But when my Guatemalan host called Carlos picked me up from the airport complete with a pug and an insistence that we would be going to get free beers at an art exhibition in the city at 10pm, I realised my tee-total resolve wasn’t for keeps.

After being awake for 24 hours, staring at a life size statue of a naked, female, Jesus being crucified by butterflies was certainly a story for the grandkids. Even if the barbed wire and blacked out windows suggested offspring was an optimistic goal at this point. I gathered that a tour the alcoholic fares of Guatemala City probably wasn’t wise.
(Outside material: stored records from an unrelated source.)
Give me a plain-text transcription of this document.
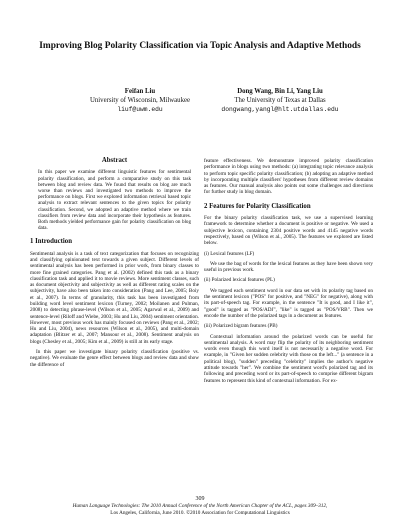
Improving Blog Polarity Classification via Topic Analysis and Adaptive Methods
Feifan Liu
University of Wisconsin, Milwaukee
liuf@uwm.edu
Dong Wang, Bin Li, Yang Liu
The University of Texas at Dallas
dongwang,yangl@hlt.utdallas.edu
Abstract
In this paper we examine different linguistic features for sentimental polarity classification, and perform a comparative study on this task between blog and review data. We found that results on blog are much worse than reviews and investigated two methods to improve the performance on blogs. First we explored information retrieval based topic analysis to extract relevant sentences to the given topics for polarity classification. Second, we adopted an adaptive method where we train classifiers from review data and incorporate their hypothesis as features. Both methods yielded performance gain for polarity classification on blog data.
1 Introduction
Sentimental analysis is a task of text categorization that focuses on recognizing and classifying opinionated text towards a given subject. Different levels of sentimental analysis has been performed in prior work, from binary classes to more fine grained categories. Pang et al. (2002) defined this task as a binary classification task and applied it to movie reviews. More sentiment classes, such as document objectivity and subjectivity as well as different rating scales on the subjectivity, have also been taken into consideration (Pang and Lee, 2005; Boiy et al., 2007). In terms of granularity, this task has been investigated from building word level sentiment lexicon (Turney, 2002; Moilanen and Pulman, 2008) to detecting phrase-level (Wilson et al., 2005; Agarwal et al., 2009) and sentence-level (Riloff and Wiebe, 2003; Hu and Liu, 2004) sentiment orientation. However, most previous work has mainly focused on reviews (Pang et al., 2002; Hu and Liu, 2004), news resources (Wilson et al., 2005), and multi-domain adaptation (Blitzer et al., 2007; Mansour et al., 2008). Sentiment analysis on blogs (Chesley et al., 2005; Kim et al., 2009) is still at its early stage.
In this paper we investigate binary polarity classification (positive vs. negative). We evaluate the genre effect between blogs and review data and show the difference of
feature effectiveness. We demonstrate improved polarity classification performance in blogs using two methods: (a) integrating topic relevance analysis to perform topic specific polarity classification; (b) adopting an adaptive method by incorporating multiple classifiers' hypotheses from different review domains as features. Our manual analysis also points out some challenges and directions for further study in blog domain.
2 Features for Polarity Classification
For the binary polarity classification task, we use a supervised learning framework to determine whether a document is positive or negative. We used a subjective lexicon, containing 2304 positive words and 4145 negative words respectively, based on (Wilson et al., 2005). The features we explored are listed below.
(i) Lexical features (LF)
We use the bag of words for the lexical features as they have been shown very useful in previous work.
(ii) Polarized lexical features (PL)
We tagged each sentiment word in our data set with its polarity tag based on the sentiment lexicon ("POS" for positive, and "NEG" for negative), along with its part-of-speech tag. For example, in the sentence "It is good, and I like it", "good" is tagged as "POS/ADJ", "like" is tagged as "POS/VRB". Then we encode the number of the polarized tags in a document as features.
(iii) Polarized bigram features (PB)
Contextual information around the polarized words can be useful for sentimental analysis. A word may flip the polarity of its neighboring sentiment words even though this word itself is not necessarily a negative word. For example, in "Given her sudden celebrity with those on the left..." (a sentence in a political blog), "sudden" preceding "celebrity" implies the author's negative attitude towards "her". We combine the sentiment word's polarized tag and its following and preceding word or its part-of-speech to comprise different bigram features to represent this kind of contextual information. For ex-
309
Human Language Technologies: The 2010 Annual Conference of the North American Chapter of the ACL, pages 309–312,
Los Angeles, California, June 2010. ©2010 Association for Computational Linguistics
Carlos, on the other hand, thought it was time to go to another bar.

Our driver disagreed, which meant that Carlos and I had the pleasure of walking 4 blocks home, in a city where even the gangs think that’s stupid.

Thanks to Carlos though, I can confirm that both Gallo and Cerveza Cabro are beers that any globetrotter should feel obliged to tick off their map…albeit purely because they were wet and cold.
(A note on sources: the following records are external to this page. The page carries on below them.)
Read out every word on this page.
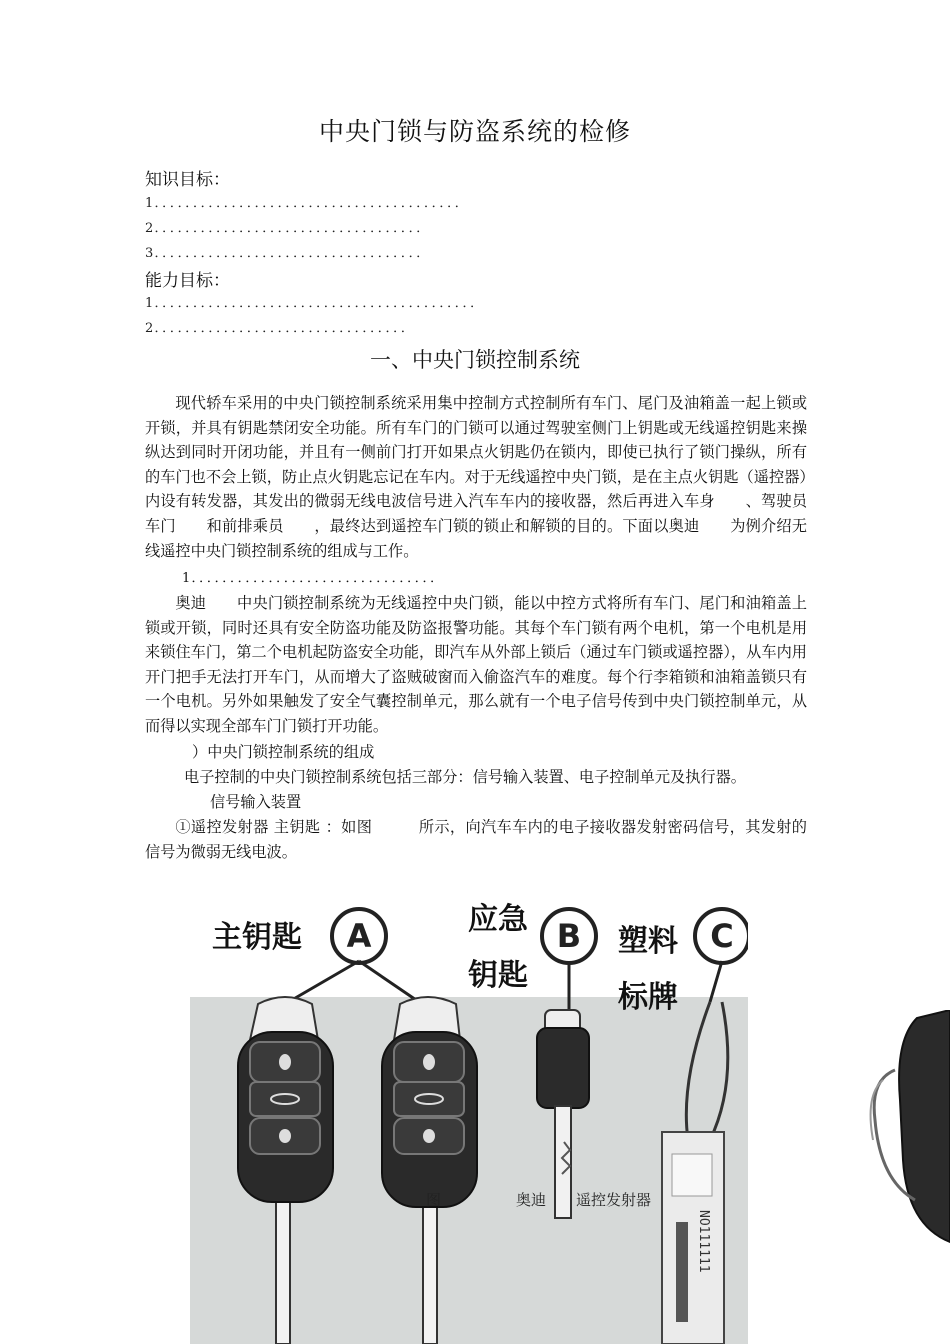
中央门锁与防盗系统的检修
知识目标：
1．．．．．．．．．．．．．．．．．．．．．．．．．．．．．．．．．．．．．．．．
2．．．．．．．．．．．．．．．．．．．．．．．．．．．．．．．．．．．
3．．．．．．．．．．．．．．．．．．．．．．．．．．．．．．．．．．．
能力目标：
1．．．．．．．．．．．．．．．．．．．．．．．．．．．．．．．．．．．．．．．．．．
2．．．．．．．．．．．．．．．．．．．．．．．．．．．．．．．．．
一、中央门锁控制系统
现代轿车采用的中央门锁控制系统采用集中控制方式控制所有车门、尾门及油箱盖一起上锁或开锁，并具有钥匙禁闭安全功能。所有车门的门锁可以通过驾驶室侧门上钥匙或无线遥控钥匙来操纵达到同时开闭功能，并且有一侧前门打开如果点火钥匙仍在锁内，即使已执行了锁门操纵，所有的车门也不会上锁，防止点火钥匙忘记在车内。对于无线遥控中央门锁，是在主点火钥匙（遥控器）内设有转发器，其发出的微弱无线电波信号进入汽车车内的接收器，然后再进入车身　　、驾驶员车门　　和前排乘员　　，最终达到遥控车门锁的锁止和解锁的目的。下面以奥迪　　为例介绍无线遥控中央门锁控制系统的组成与工作。
1．．．．．．．．．．．．．．．．．．．．．．．．．．．．．．．．
奥迪　　中央门锁控制系统为无线遥控中央门锁，能以中控方式将所有车门、尾门和油箱盖上锁或开锁，同时还具有安全防盗功能及防盗报警功能。其每个车门锁有两个电机，第一个电机是用来锁住车门，第二个电机起防盗安全功能，即汽车从外部上锁后（通过车门锁或遥控器），从车内用开门把手无法打开车门，从而增大了盗贼破窗而入偷盗汽车的难度。每个行李箱锁和油箱盖锁只有一个电机。另外如果触发了安全气囊控制单元，那么就有一个电子信号传到中央门锁控制单元，从而得以实现全部车门门锁打开功能。
）中央门锁控制系统的组成
电子控制的中央门锁控制系统包括三部分：信号输入装置、电子控制单元及执行器。
信号输入装置
①遥控发射器 主钥匙 ：如图　　　所示，向汽车车内的电子接收器发射密码信号，其发射的信号为微弱无线电波。
主钥匙	A	应急
钥匙
B	塑料
标牌
C
NO111111
图　　　　　奥迪　　遥控发射器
Sadly I left Carlos after one brief night in his hostel. I reckoned any more than that would have led to some kind of cult induction, albeit a party one led by a pug.

For me, Guatemala really got started when the rum came out.

I studied Spanish in the Western Highlands for a week, and it turns out that this city of cloud forests fringed by volcanic silhouettes is home to Zacapa rum’s ageing factory.

In the Central American planes of sugarcane, cocoa and sweet tamarind spice, it is no surprise that rum rules the roost of Guatemala and Belize’s sweet tooths.

Devastatingly, the rum factory wasn’t something which I discovered until the day I was leaving, when a man walking me up a volcano (I asked him to do this), told me all about it.

Ron Zacapa rum couldn’t have happened without the union of the Botran and Requejo families in the early 20th century, but it wasn’t until 1976, at the 100th anniversary of the Guatemalan town by the same name, that Zacapa was born.

The range includes the Zacapa Centenario 15, Zacapa Centenario 23, Zacapa Centenario 23 Cask Strength, Zacapa 23 Etiqueta Negra, Zacapa Centenario XO and the Zacapa Centenario 30 Aniversario.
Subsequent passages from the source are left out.